Declining equities and a weaker dollar have helped support gold, Suki Cooper, a New York-based analyst at Barclays Plc, said in a report Aug. 16. The S&P 500 Index fell 2.1 percent last week, the most since June. Bullion tumbled 18 percent this year as the S&P 500 advanced to a record Aug. 2.

Strengthening physical demand wasn’t enough to compensate for sales from exchange-traded products last quarter, driving overall demand down 12 percent to a four-year low, the World Gold Council said. Paulson & Co., the largest investor in the SPDR Gold Trust, the biggest bullion ETP, cut its stake by 53 percent in the second quarter to 10.2 million shares, a filing to the U.S. Securities and Exchange Commission showed Aug. 14. The stake was valued at $1.35 billion on Aug. 16, compared with $1.21 billion at the end of the quarter.

Hedge Funds

Soros Fund Management LLC sold 530,900 SPDR shares last quarter, valued at $63.2 million as of June 28, an SEC filing showed. Third Point LLC, run by billionaire hedge-fund manager Daniel Loeb, sold all of its 130,000 SPDR shares, valued at $15.5 million at the end of the quarter. SPDR gold holdings climbed 0.5 percent last week, the first gain since December.

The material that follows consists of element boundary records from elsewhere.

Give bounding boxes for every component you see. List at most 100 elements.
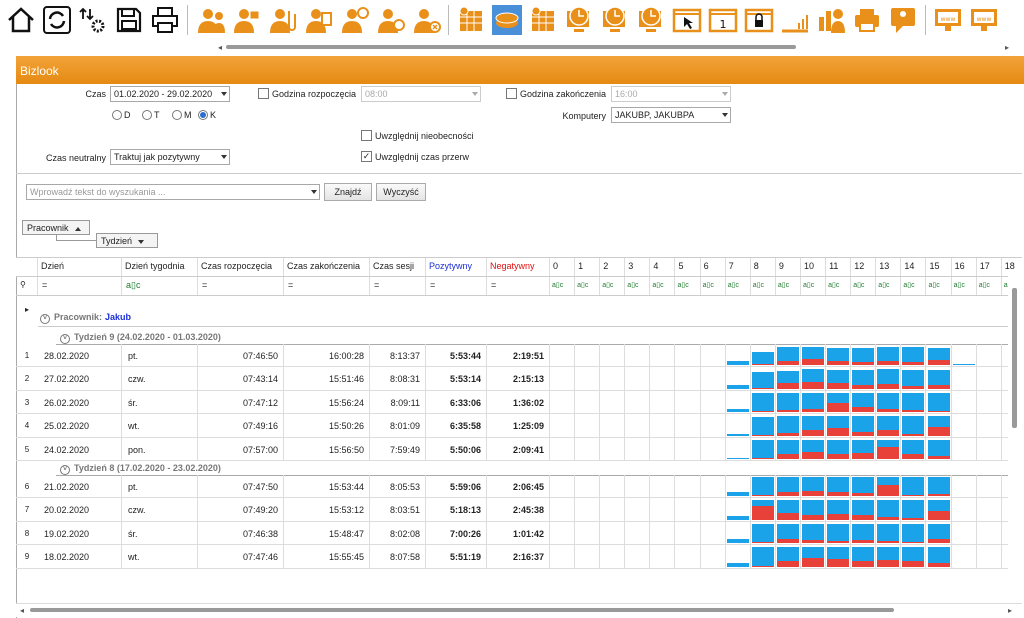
filter-pozytywny[interactable]: = [426, 277, 487, 295]
header-dzien_tygodnia[interactable]: Dzień tygodnia [122, 258, 198, 276]
collapse-icon[interactable]: ˅ [60, 465, 70, 475]
filter-hour[interactable]: a▯c [600, 277, 626, 295]
group-chip-pracownik[interactable]: Pracownik [22, 220, 90, 235]
header-hour[interactable]: 11 [826, 258, 852, 276]
filter-hour[interactable]: a▯c [801, 277, 827, 295]
lock-window-button[interactable] [742, 2, 776, 38]
filter-hour[interactable]: a▯c [726, 277, 751, 295]
number-window-button[interactable]: 1 [706, 2, 740, 38]
header-hour[interactable]: 1 [575, 258, 601, 276]
web-monitor-button[interactable]: www [931, 2, 965, 38]
filter-czas_sesji[interactable]: = [370, 277, 426, 295]
filter-hour[interactable]: a▯c [650, 277, 676, 295]
toolbar-scroll-thumb[interactable] [226, 45, 796, 49]
user-info-button[interactable] [373, 2, 407, 38]
vertical-scrollbar[interactable] [1008, 276, 1022, 576]
week-group-row[interactable]: ˅ Tydzień 8 (17.02.2020 - 23.02.2020) [60, 463, 221, 475]
filter-hour[interactable]: a▯c [550, 277, 576, 295]
horizontal-scrollbar[interactable]: ◂ ▸ [16, 603, 1022, 617]
radio-dot[interactable] [172, 110, 182, 120]
header-hour[interactable]: 17 [976, 258, 1002, 276]
user-attachment-button[interactable] [265, 2, 299, 38]
collapse-icon[interactable]: ˅ [40, 314, 50, 324]
godz-zak-combo[interactable]: 16:00 [611, 86, 731, 102]
scroll-right-icon[interactable]: ▸ [1008, 606, 1012, 615]
user-lock-button[interactable] [229, 2, 263, 38]
chevron-down-icon[interactable] [722, 92, 728, 96]
filter-dzien[interactable]: = [38, 277, 122, 295]
scroll-left-icon[interactable]: ◂ [20, 606, 24, 615]
table-add-button[interactable] [454, 2, 488, 38]
header-hour[interactable]: 3 [625, 258, 651, 276]
chevron-down-icon[interactable] [221, 155, 227, 159]
scroll-right-icon[interactable]: ▸ [1005, 43, 1009, 52]
user-clock-button[interactable] [337, 2, 371, 38]
radio-dot[interactable] [198, 110, 208, 120]
filter-hour[interactable]: a▯c [676, 277, 701, 295]
horizontal-scroll-thumb[interactable] [30, 608, 894, 612]
home-button[interactable] [4, 2, 38, 38]
godz-rozp-combo[interactable]: 08:00 [361, 86, 481, 102]
employee-group-row[interactable]: ˅ Pracownik: Jakub [40, 312, 131, 324]
group-chip-tydzien[interactable]: Tydzień [96, 233, 158, 248]
radio-t[interactable]: T [142, 110, 160, 120]
filter-negatywny[interactable]: = [487, 277, 550, 295]
header-hour[interactable]: 9 [775, 258, 801, 276]
header-hour[interactable]: 18 [1001, 258, 1024, 276]
radio-k[interactable]: K [198, 110, 216, 120]
filter-hour[interactable]: a▯c [851, 277, 877, 295]
search-input[interactable]: Wprowadź tekst do wyszukania ... [26, 184, 320, 200]
header-czas_sesji[interactable]: Czas sesji [370, 258, 426, 276]
filter-pin-icon[interactable]: ⚲ [16, 277, 38, 295]
header-hour[interactable]: 6 [700, 258, 726, 276]
czas-combo[interactable]: 01.02.2020 - 29.02.2020 [110, 86, 230, 102]
filter-hour[interactable]: a▯c [876, 277, 902, 295]
header-hour[interactable]: 8 [750, 258, 776, 276]
toolbar-scrollbar[interactable]: ◂ ▸ [0, 40, 1024, 54]
radio-dot[interactable] [142, 110, 152, 120]
filter-dzien_tygodnia[interactable]: a▯c [122, 277, 198, 295]
week-group-row[interactable]: ˅ Tydzień 9 (24.02.2020 - 01.03.2020) [60, 332, 221, 344]
filter-hour[interactable]: a▯c [575, 277, 601, 295]
radio-dot[interactable] [112, 110, 122, 120]
filter-hour[interactable]: a▯c [927, 277, 952, 295]
filter-czas_rozp[interactable]: = [198, 277, 284, 295]
filter-hour[interactable]: a▯c [701, 277, 726, 295]
header-negatywny[interactable]: Negatywny [487, 258, 550, 276]
chevron-down-icon[interactable] [221, 92, 227, 96]
scroll-left-icon[interactable]: ◂ [218, 43, 222, 52]
monitor-time-button[interactable] [634, 2, 668, 38]
header-hour[interactable]: 5 [675, 258, 701, 276]
clock-button[interactable] [562, 2, 596, 38]
header-hour[interactable]: 0 [550, 258, 576, 276]
web-settings-button[interactable]: www [967, 2, 1001, 38]
header-hour[interactable]: 12 [851, 258, 877, 276]
chevron-down-icon[interactable] [722, 113, 728, 117]
chevron-down-icon[interactable] [311, 190, 317, 194]
bar-chart-button[interactable] [814, 2, 848, 38]
godz-zak-checkbox[interactable] [506, 88, 517, 99]
przerw-checkbox[interactable]: ✓ [361, 151, 372, 162]
header-czas_zak[interactable]: Czas zakończenia [284, 258, 370, 276]
header-hour[interactable]: 15 [926, 258, 952, 276]
radio-d[interactable]: D [112, 110, 131, 120]
vertical-scroll-thumb[interactable] [1012, 288, 1017, 428]
filter-hour[interactable]: a▯c [776, 277, 801, 295]
collapse-icon[interactable]: ˅ [60, 334, 70, 344]
header-hour[interactable]: 10 [801, 258, 827, 276]
header-hour[interactable]: 14 [901, 258, 927, 276]
filter-czas_zak[interactable]: = [284, 277, 370, 295]
nieobecnosci-checkbox[interactable] [361, 130, 372, 141]
header-dzien[interactable]: Dzień [38, 258, 122, 276]
czas-neutralny-combo[interactable]: Traktuj jak pozytywny [110, 149, 230, 165]
users-group-button[interactable] [193, 2, 227, 38]
header-czas_rozp[interactable]: Czas rozpoczęcia [198, 258, 284, 276]
user-documents-button[interactable] [301, 2, 335, 38]
clear-button[interactable]: Wyczyść [376, 183, 426, 201]
signal-button[interactable] [778, 2, 812, 38]
calendar-table-button[interactable] [526, 2, 560, 38]
radio-m[interactable]: M [172, 110, 192, 120]
cash-button[interactable] [490, 2, 524, 38]
header-hour[interactable]: 7 [725, 258, 751, 276]
settings-sort-button[interactable] [76, 2, 110, 38]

Gold tumbled into a bear market in April, reaching a 34- month low on June 28, amid speculation the U.S. economy gained enough traction for the Federal Reserve to begin curbing stimulus. Prices surged 70 percent from December 2008 to June 2011 as the central bank bought more than $2 trillion of debt, increasing demand for a hedge against inflation.

Stimulus Cuts

A Bloomberg survey this month showed 65 percent of economists expect Fed Chairman Ben S. Bernanke to reduce the $85 billion of monthly asset purchases in September, probably starting with a cut of $10 billion.

“Gold has until this point been a store of value in times of instability,” said Chad Morganlander, a Florham Park, New Jersey-based fund manager at Stifel Nicolaus & Co. whose company oversees about $130 billion of assets. “If one believes we are hitting a point of self-sustaining recovery in the U.S., investors may want to underweight or eliminate their gold exposure.”